As Eric Mazur comments “You don’t learn to play piano by watching someone else play” in his presentation about using peer instruction in physics courses. If we want the knowledge and skills we teach to be used later rather than wasting 30+ hours, learning needs to occur.
Instructors can be effective role models and offer students the opportunity to observe a master at work. A useful approach to teaching a process when accompanied by explicit description of the choices, rationale, solution steps and other metacognitive knowledge, particularly when involving dangerous procedures requiring expert skill for safety reasons. Such metacognitive pieces are key for students to see why a particular formula was used, and the pre-empting the common question of “where did you get 4 from?” when a step is skipped. Students can even be asked what the next step should be, or what the best approach to take given the information so far; although instructors facing mortal danger should be willing to challenge and explain rather than demonstrate what happens if enacting problematic suggestions.
However, there is something curious about having the individual who needs the least amount of practice doing the work while a room full of novices watch. So why might novices benefit from participatory learning within the BOPPPS model:
Repetition for Memory Formation
Practicing skills involves shifting from abstract ideas into specific procedural knowledge, while repetition of concepts related to knowledge learning outcomes forms stronger memories. Working through several contextual examples also stretches our conceptions and strengthens links the current learning with other procedural and declarative memories.
Variation for Transfer of Learning
The practical question of why we bother to teach is often answered by a refrain that students will need to know this material for use later in the program (4th year project or course 4XX) or when they… are professionals in the field. We do not teach so that students can simply solve problems the textbook. We are aiming for a transfer of learning, where students can apply skills and knowledge learned within one situation to another situation (e.g., Perkins & Salomon, 1992). This transfer can occur to contexts that either closely resembles the current situation such as solving problems in another class (termed “near transfer”) or to a very different situation or context such as research project or professional scenario (termed “far transfer”). Zack Williamson and Julie Schell from the University of Texas Austin provide a overview of near and far as well as what it means to take these low and high roads! How widely do we want our students to be able to apply these skills and knowledge?
Intervention for Preventing the Solidification of Misinformation
Lecture may convey the information and steps, but without practice I do not get to see what misinterpretations or gaps remain in students’ knowledge when they try to implement the lesson.
Having student work on selecting a statistical test during our time together means they can ask about uneven samples, I can catch misidentification of data type as categorical, or skipping assumption testing, and I can identify common gaps across students and quickly address with just-in-time feedback and instruction.

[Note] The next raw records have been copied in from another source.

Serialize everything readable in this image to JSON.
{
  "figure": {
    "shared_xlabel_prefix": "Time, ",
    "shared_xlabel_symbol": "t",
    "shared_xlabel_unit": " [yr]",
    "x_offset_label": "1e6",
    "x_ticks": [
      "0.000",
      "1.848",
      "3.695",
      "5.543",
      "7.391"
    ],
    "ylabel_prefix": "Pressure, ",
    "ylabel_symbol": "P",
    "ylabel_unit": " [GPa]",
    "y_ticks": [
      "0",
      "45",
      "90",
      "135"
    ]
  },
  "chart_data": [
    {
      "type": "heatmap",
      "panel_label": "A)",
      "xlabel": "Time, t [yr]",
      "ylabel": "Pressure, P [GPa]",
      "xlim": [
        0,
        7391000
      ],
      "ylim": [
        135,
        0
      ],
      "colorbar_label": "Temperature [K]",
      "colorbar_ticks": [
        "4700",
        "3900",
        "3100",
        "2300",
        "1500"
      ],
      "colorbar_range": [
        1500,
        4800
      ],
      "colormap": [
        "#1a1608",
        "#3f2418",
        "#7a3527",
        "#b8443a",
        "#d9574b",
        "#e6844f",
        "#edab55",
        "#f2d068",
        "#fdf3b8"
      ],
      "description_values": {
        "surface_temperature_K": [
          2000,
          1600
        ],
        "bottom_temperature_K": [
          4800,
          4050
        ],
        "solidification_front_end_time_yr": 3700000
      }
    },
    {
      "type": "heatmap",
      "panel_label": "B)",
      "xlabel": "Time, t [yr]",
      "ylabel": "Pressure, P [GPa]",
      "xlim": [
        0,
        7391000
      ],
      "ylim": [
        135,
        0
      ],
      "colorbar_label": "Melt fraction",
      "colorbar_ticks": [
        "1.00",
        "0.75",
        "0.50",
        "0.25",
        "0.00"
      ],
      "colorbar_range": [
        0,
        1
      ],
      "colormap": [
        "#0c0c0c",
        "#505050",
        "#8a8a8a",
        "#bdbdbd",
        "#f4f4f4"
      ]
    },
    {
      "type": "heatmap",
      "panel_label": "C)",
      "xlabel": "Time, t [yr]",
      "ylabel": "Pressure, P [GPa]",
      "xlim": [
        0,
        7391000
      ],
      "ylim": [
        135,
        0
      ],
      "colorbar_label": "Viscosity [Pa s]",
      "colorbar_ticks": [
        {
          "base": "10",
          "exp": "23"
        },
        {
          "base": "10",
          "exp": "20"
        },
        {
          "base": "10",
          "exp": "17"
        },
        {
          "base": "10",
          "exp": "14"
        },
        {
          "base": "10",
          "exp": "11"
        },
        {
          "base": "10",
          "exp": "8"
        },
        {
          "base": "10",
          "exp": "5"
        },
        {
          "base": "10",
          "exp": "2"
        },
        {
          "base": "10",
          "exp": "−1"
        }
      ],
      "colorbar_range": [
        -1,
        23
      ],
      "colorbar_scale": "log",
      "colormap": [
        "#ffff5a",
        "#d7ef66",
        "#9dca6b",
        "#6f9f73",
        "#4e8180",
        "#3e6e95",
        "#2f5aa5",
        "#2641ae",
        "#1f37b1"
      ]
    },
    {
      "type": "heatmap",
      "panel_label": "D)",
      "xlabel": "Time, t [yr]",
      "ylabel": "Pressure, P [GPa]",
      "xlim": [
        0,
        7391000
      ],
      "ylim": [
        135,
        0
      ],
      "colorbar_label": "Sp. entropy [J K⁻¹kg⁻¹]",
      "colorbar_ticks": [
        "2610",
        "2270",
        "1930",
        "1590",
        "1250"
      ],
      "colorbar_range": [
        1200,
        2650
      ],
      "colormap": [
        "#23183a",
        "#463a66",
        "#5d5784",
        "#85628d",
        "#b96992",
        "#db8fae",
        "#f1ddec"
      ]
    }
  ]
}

Giving time in-class, saves me and the students time overall compared to the lecture-only approach – something I realized after marking end-of-week assignments where multiple students make simple errors that required noting, tracking and highlighting common errors back to the student, followed by helping students unlearn these problematic misunderstandings that were engrained through repetition during the assignment and were already interfering with learning the next week’s content.
Instead, I and the students catch the errors early and quickly. Assignments show fewer simple errors and can be more complex if challenge is required.
Drawing on Prior Knowledge & My Expertise in Engaging Ways:
Active participatory learning values student’s prior knowledge, makes use of that prior knowledge saving time spent bringing everyone up to the same level, increases the meaningful effort done by students, and draws on their motivations when problems are of interest to them, and tempts them into seeing themselves as members in my discipline.
I like to think I can lecture reasonably well, but I know where I excel is detecting patterns that show where students collectively or individually struggle. If I lecture, I do not get to use my hard-earned and flexible expert knowledge to explain the nuanced considerations that occur when selecting a statistics analysis or determining the data type. While facilitation is not easy, it is less repetitive (an more intriguing) than marching individuals through with explicit directions for each step. Lastly, having them talk more and me less means a less dry mouth.